Yorkshire estate agent has removed its listing for a terraced house in Halifax after posting photos that showed it full of cannabis-growing equipment.
Last December, police raided the four-bedroom house and found it crammed with 1,200 cannabis plants. But while the plants were removed, the house was left full of rubbish, including hundreds of plant pots. Home-made ventilation pipes are seen running through the walls.
The photographs show the devastation caused by the cannabis farmers. Plaster has fallen off the ceiling and wallpaper has peeled off the walls, presumably because of the high humidity.
Doors have been taken off their hinges, wires hang from the ceiling and cardboard has been used to cover up the windows to try and hide the criminals' 'grow lights'.
While some rooms look relatively normal, others are filled with rubble, as is the small back yard.

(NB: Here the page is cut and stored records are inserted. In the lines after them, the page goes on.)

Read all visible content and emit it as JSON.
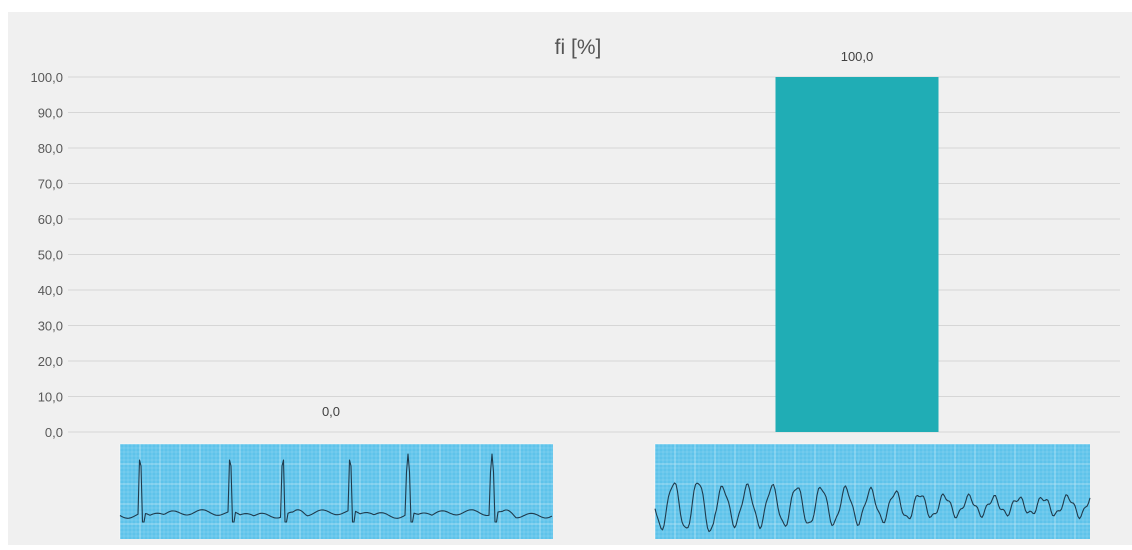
{
  "chart_data": {
    "type": "bar",
    "title": "fi [%]",
    "categories": [
      "",
      ""
    ],
    "category_images": [
      "ecg-sinus-rhythm-strip",
      "ecg-ventricular-fibrillation-strip"
    ],
    "values": [
      0.0,
      100.0
    ],
    "data_labels": [
      "0,0",
      "100,0"
    ],
    "yticks": [
      "0,0",
      "10,0",
      "20,0",
      "30,0",
      "40,0",
      "50,0",
      "60,0",
      "70,0",
      "80,0",
      "90,0",
      "100,0"
    ],
    "ylim": [
      0,
      100
    ],
    "xlabel": "",
    "ylabel": "",
    "grid": true,
    "legend": "none",
    "colors": {
      "bar": "#20adb5",
      "background": "#f0f0f0",
      "gridline": "#d6d6d6",
      "ecg_paper": "#5ec3ea",
      "ecg_trace": "#1f3b4d"
    }
  }
}
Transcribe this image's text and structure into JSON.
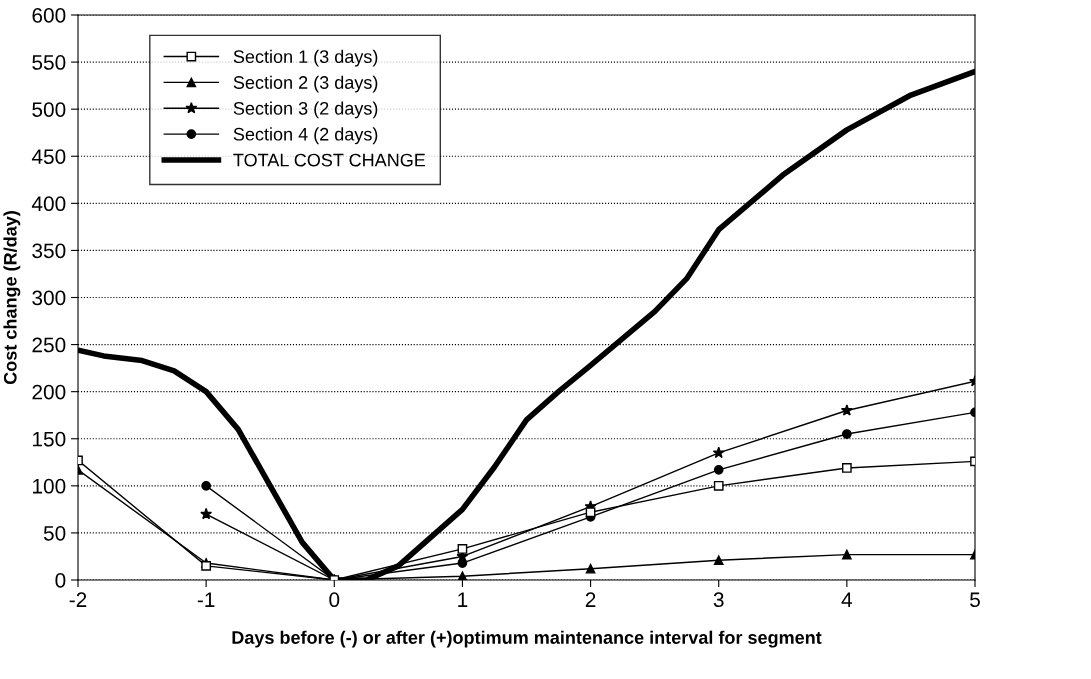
{
  "chart_data": {
    "type": "line",
    "xlabel": "Days before (-) or after (+)optimum maintenance interval for segment",
    "ylabel": "Cost change (R/day)",
    "xlim": [
      -2,
      5
    ],
    "xticks": [
      -2,
      -1,
      0,
      1,
      2,
      3,
      4,
      5
    ],
    "ylim": [
      0,
      600
    ],
    "yticks": [
      0,
      50,
      100,
      150,
      200,
      250,
      300,
      350,
      400,
      450,
      500,
      550,
      600
    ],
    "grid": "y",
    "legend": "top left",
    "series": [
      {
        "name": "Section 1 (3 days)",
        "color": "#000000",
        "marker": "square",
        "x": [
          -2,
          -1,
          0,
          1,
          2,
          3,
          4,
          5
        ],
        "values": [
          127,
          15,
          0,
          33,
          72,
          100,
          119,
          126
        ]
      },
      {
        "name": "Section 2 (3 days)",
        "color": "#000000",
        "marker": "triangle",
        "x": [
          -2,
          -1,
          0,
          1,
          2,
          3,
          4,
          5
        ],
        "values": [
          117,
          18,
          0,
          4,
          12,
          21,
          27,
          27
        ]
      },
      {
        "name": "Section 3 (2 days)",
        "color": "#000000",
        "marker": "star",
        "x": [
          -1,
          0,
          1,
          2,
          3,
          4,
          5
        ],
        "values": [
          70,
          0,
          25,
          78,
          135,
          180,
          211
        ]
      },
      {
        "name": "Section 4 (2 days)",
        "color": "#000000",
        "marker": "circle",
        "x": [
          -1,
          0,
          1,
          2,
          3,
          4,
          5
        ],
        "values": [
          100,
          0,
          18,
          67,
          117,
          155,
          178
        ]
      },
      {
        "name": "TOTAL COST CHANGE",
        "color": "#000000",
        "marker": "none",
        "x": [
          -2,
          -1.8,
          -1.5,
          -1.25,
          -1,
          -0.75,
          -0.5,
          -0.25,
          0,
          0.25,
          0.5,
          0.75,
          1,
          1.25,
          1.5,
          1.75,
          2,
          2.5,
          2.75,
          3,
          3.5,
          4,
          4.5,
          5
        ],
        "values": [
          244,
          238,
          233,
          222,
          200,
          160,
          100,
          40,
          0,
          0,
          15,
          45,
          75,
          120,
          170,
          200,
          228,
          285,
          320,
          372,
          430,
          478,
          515,
          540
        ]
      }
    ]
  }
}
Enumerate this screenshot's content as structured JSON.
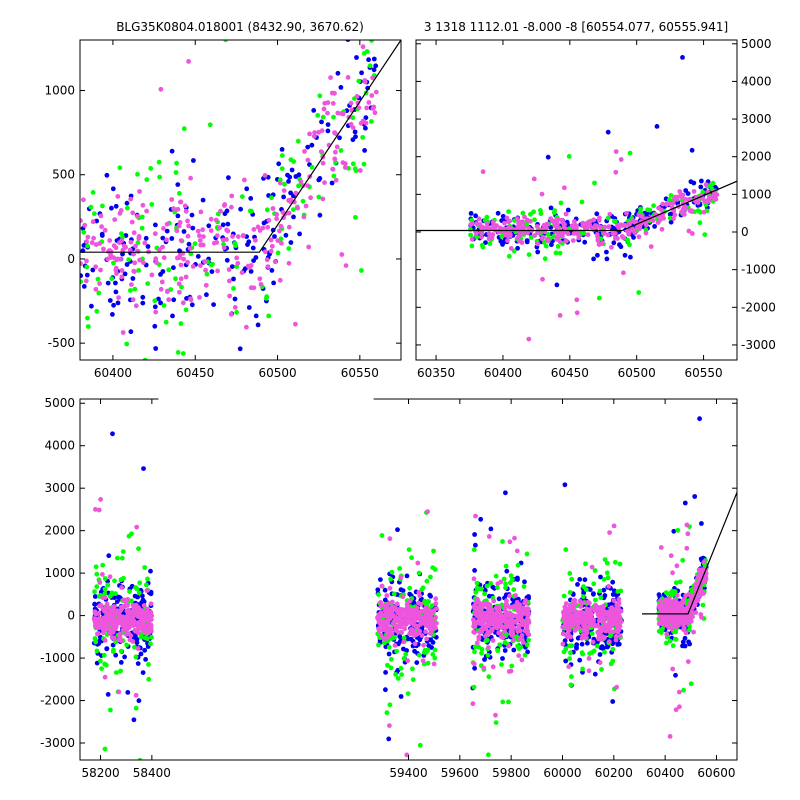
{
  "titles": {
    "left": "BLG35K0804.018001 (8432.90, 3670.62)",
    "right": "3 1318 1112.01 -8.000 -8 [60554.077, 60555.941]"
  },
  "series_colors": {
    "blue": "#0000ee",
    "green": "#00ff00",
    "magenta": "#ee55dd"
  },
  "chart_data": [
    {
      "type": "scatter",
      "panel": "zoom-linear",
      "xlim": [
        60380,
        60575
      ],
      "ylim": [
        -600,
        1300
      ],
      "xticks": [
        60400,
        60450,
        60500,
        60550
      ],
      "yticks": [
        -500,
        0,
        500,
        1000
      ],
      "model_line": {
        "x": [
          60380,
          60489,
          60575
        ],
        "y": [
          40,
          40,
          1300
        ]
      },
      "series": [
        {
          "color": "blue",
          "points_approx": 230,
          "y_range_approx": [
            -550,
            1300
          ]
        },
        {
          "color": "green",
          "points_approx": 150,
          "y_range_approx": [
            -600,
            1300
          ]
        },
        {
          "color": "magenta",
          "points_approx": 300,
          "y_range_approx": [
            -600,
            1300
          ]
        }
      ]
    },
    {
      "type": "scatter",
      "panel": "zoom-wide",
      "xlim": [
        60335,
        60575
      ],
      "ylim": [
        -3400,
        5100
      ],
      "xticks": [
        60350,
        60400,
        60450,
        60500,
        60550
      ],
      "yticks": [
        -3000,
        -2000,
        -1000,
        0,
        1000,
        2000,
        3000,
        4000,
        5000
      ],
      "model_line": {
        "x": [
          60335,
          60489,
          60575
        ],
        "y": [
          40,
          40,
          1350
        ]
      },
      "series": [
        {
          "color": "blue",
          "points_approx": 230
        },
        {
          "color": "green",
          "points_approx": 150
        },
        {
          "color": "magenta",
          "points_approx": 300
        }
      ]
    },
    {
      "type": "scatter",
      "panel": "full-light-curve",
      "xlim": [
        58120,
        60680
      ],
      "ylim": [
        -3400,
        5100
      ],
      "xticks": [
        58200,
        58400,
        59400,
        59600,
        59800,
        60000,
        60200,
        60400,
        60600
      ],
      "yticks": [
        -3000,
        -2000,
        -1000,
        0,
        1000,
        2000,
        3000,
        4000,
        5000
      ],
      "gap_between": [
        58420,
        59270
      ],
      "seasons": [
        {
          "x_range": [
            58175,
            58400
          ]
        },
        {
          "x_range": [
            59280,
            59510
          ]
        },
        {
          "x_range": [
            59650,
            59870
          ]
        },
        {
          "x_range": [
            60000,
            60230
          ]
        },
        {
          "x_range": [
            60380,
            60560
          ]
        }
      ],
      "model_line": {
        "x": [
          60310,
          60489,
          60680
        ],
        "y": [
          40,
          40,
          2900
        ]
      },
      "series": [
        {
          "color": "blue"
        },
        {
          "color": "green"
        },
        {
          "color": "magenta"
        }
      ]
    }
  ]
}
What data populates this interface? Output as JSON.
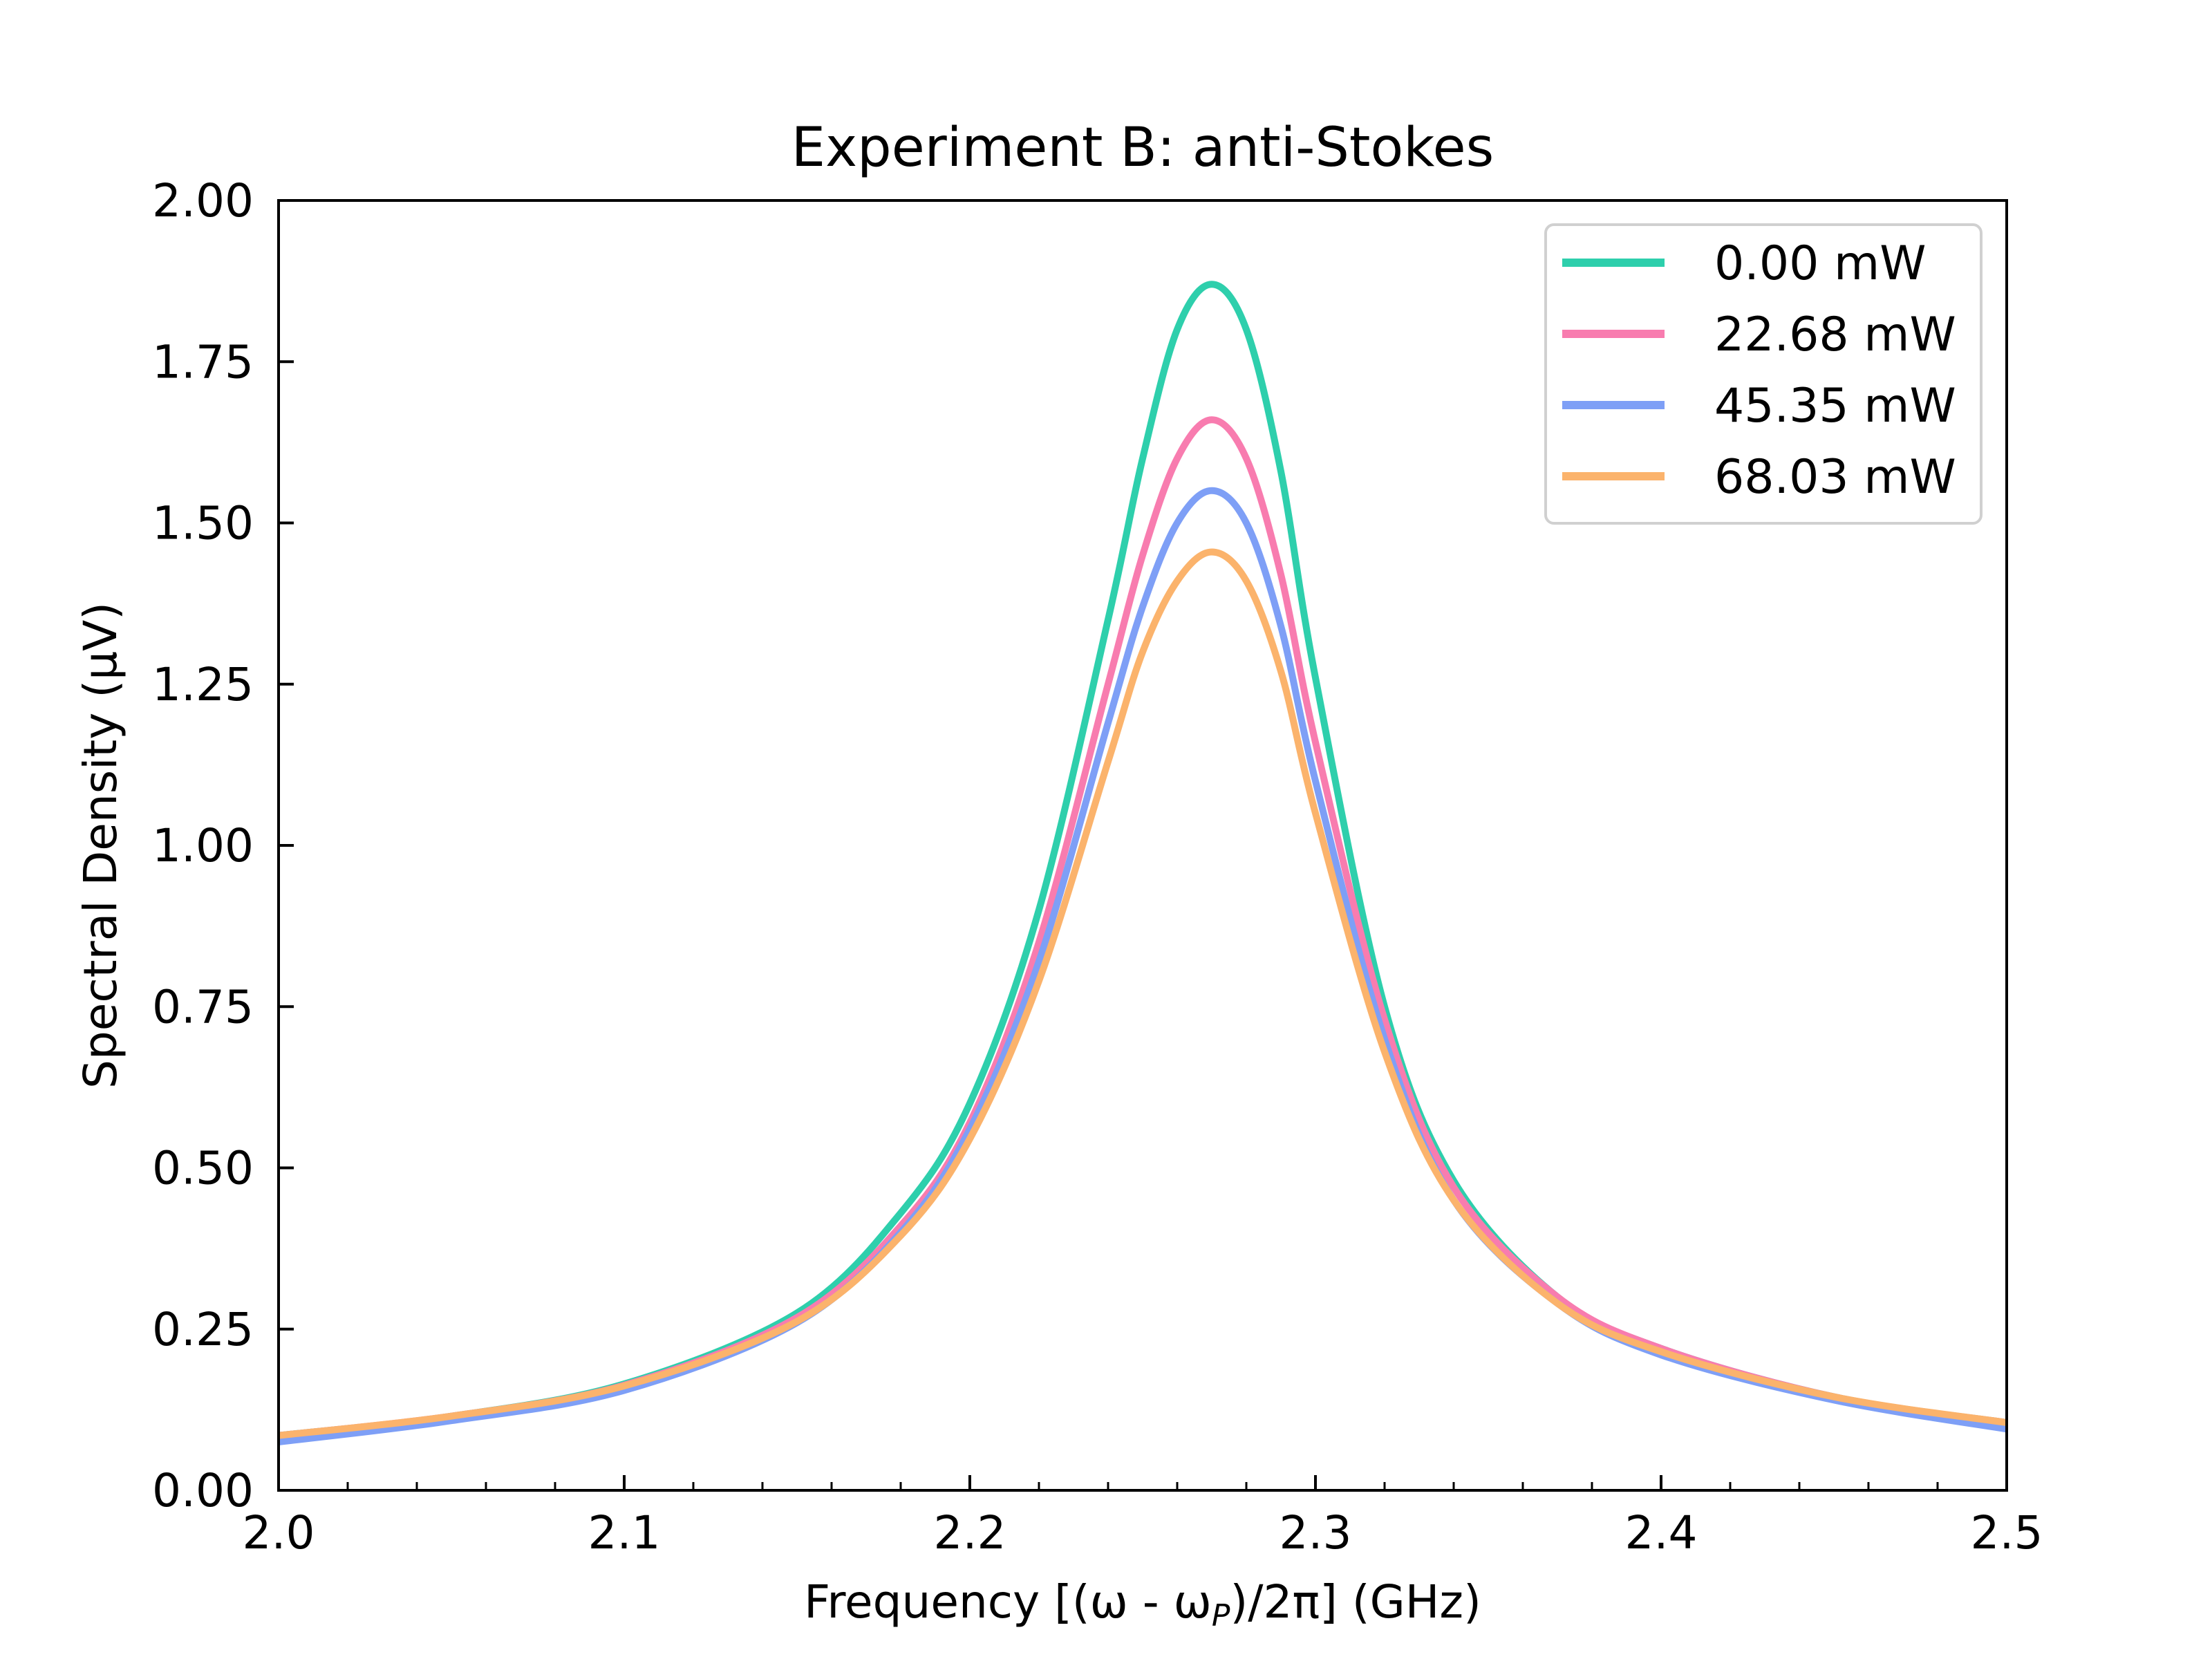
{
  "chart_data": {
    "type": "line",
    "title": "Experiment B: anti-Stokes",
    "xlabel": "Frequency [(ω - ω",
    "xlabel_sub": "P",
    "xlabel_tail": ")/2π] (GHz)",
    "ylabel": "Spectral Density (μV)",
    "xlim": [
      2.0,
      2.5
    ],
    "ylim": [
      0.0,
      2.0
    ],
    "xticks": [
      2.0,
      2.1,
      2.2,
      2.3,
      2.4,
      2.5
    ],
    "xtick_labels": [
      "2.0",
      "2.1",
      "2.2",
      "2.3",
      "2.4",
      "2.5"
    ],
    "yticks": [
      0.0,
      0.25,
      0.5,
      0.75,
      1.0,
      1.25,
      1.5,
      1.75,
      2.0
    ],
    "ytick_labels": [
      "0.00",
      "0.25",
      "0.50",
      "0.75",
      "1.00",
      "1.25",
      "1.50",
      "1.75",
      "2.00"
    ],
    "grid": false,
    "legend_position": "top-right",
    "x": [
      2.0,
      2.05,
      2.1,
      2.15,
      2.18,
      2.2,
      2.22,
      2.24,
      2.25,
      2.26,
      2.27,
      2.28,
      2.29,
      2.3,
      2.32,
      2.34,
      2.37,
      2.4,
      2.45,
      2.5
    ],
    "series": [
      {
        "name": "0.00 mW",
        "color": "#2ecfac",
        "values": [
          0.085,
          0.115,
          0.165,
          0.275,
          0.43,
          0.6,
          0.9,
          1.35,
          1.6,
          1.8,
          1.87,
          1.8,
          1.58,
          1.26,
          0.75,
          0.48,
          0.3,
          0.22,
          0.145,
          0.105
        ]
      },
      {
        "name": "22.68 mW",
        "color": "#f87caf",
        "values": [
          0.085,
          0.115,
          0.163,
          0.268,
          0.41,
          0.57,
          0.85,
          1.25,
          1.45,
          1.6,
          1.66,
          1.6,
          1.42,
          1.16,
          0.73,
          0.47,
          0.3,
          0.22,
          0.145,
          0.105
        ]
      },
      {
        "name": "45.35 mW",
        "color": "#7e9ff6",
        "values": [
          0.075,
          0.108,
          0.155,
          0.26,
          0.4,
          0.56,
          0.82,
          1.19,
          1.37,
          1.5,
          1.55,
          1.5,
          1.34,
          1.1,
          0.7,
          0.45,
          0.29,
          0.21,
          0.14,
          0.095
        ]
      },
      {
        "name": "68.03 mW",
        "color": "#fbb36c",
        "values": [
          0.085,
          0.115,
          0.162,
          0.262,
          0.395,
          0.545,
          0.79,
          1.13,
          1.3,
          1.41,
          1.455,
          1.41,
          1.27,
          1.05,
          0.68,
          0.45,
          0.29,
          0.215,
          0.145,
          0.105
        ]
      }
    ]
  }
}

Agents House Simple say that the property 'needs full cleaning' but have priced it at £50,000 - a similar price to other houses nearby. They suggest it would make a 'brilliant' buy-to-let.
"The cost of cleaning up a cannabis farm can be as big a financial headache as it is a practical one – not to mention the stress of loss of income during periods of repair. It is therefore imperative that landlords do the right background checks and reference their new tenants thoroughly," says Nick Breton, head of insurance firm Direct Line for Business.
"Don't be tempted to accept cash offers of rent months in advance either, as this may be a sign that the applicant is intending to use the property for criminal activity."
Last summer, an analysis by Direct Line for Business revealed that police were seizing a whopping 1,000 cannabis plants a day. While the West Midlands had the most seizures, Yorkshire and the Humber had more than 32,000 plants seized. West Yorkshire Police have made several busts in the last few weeks alone.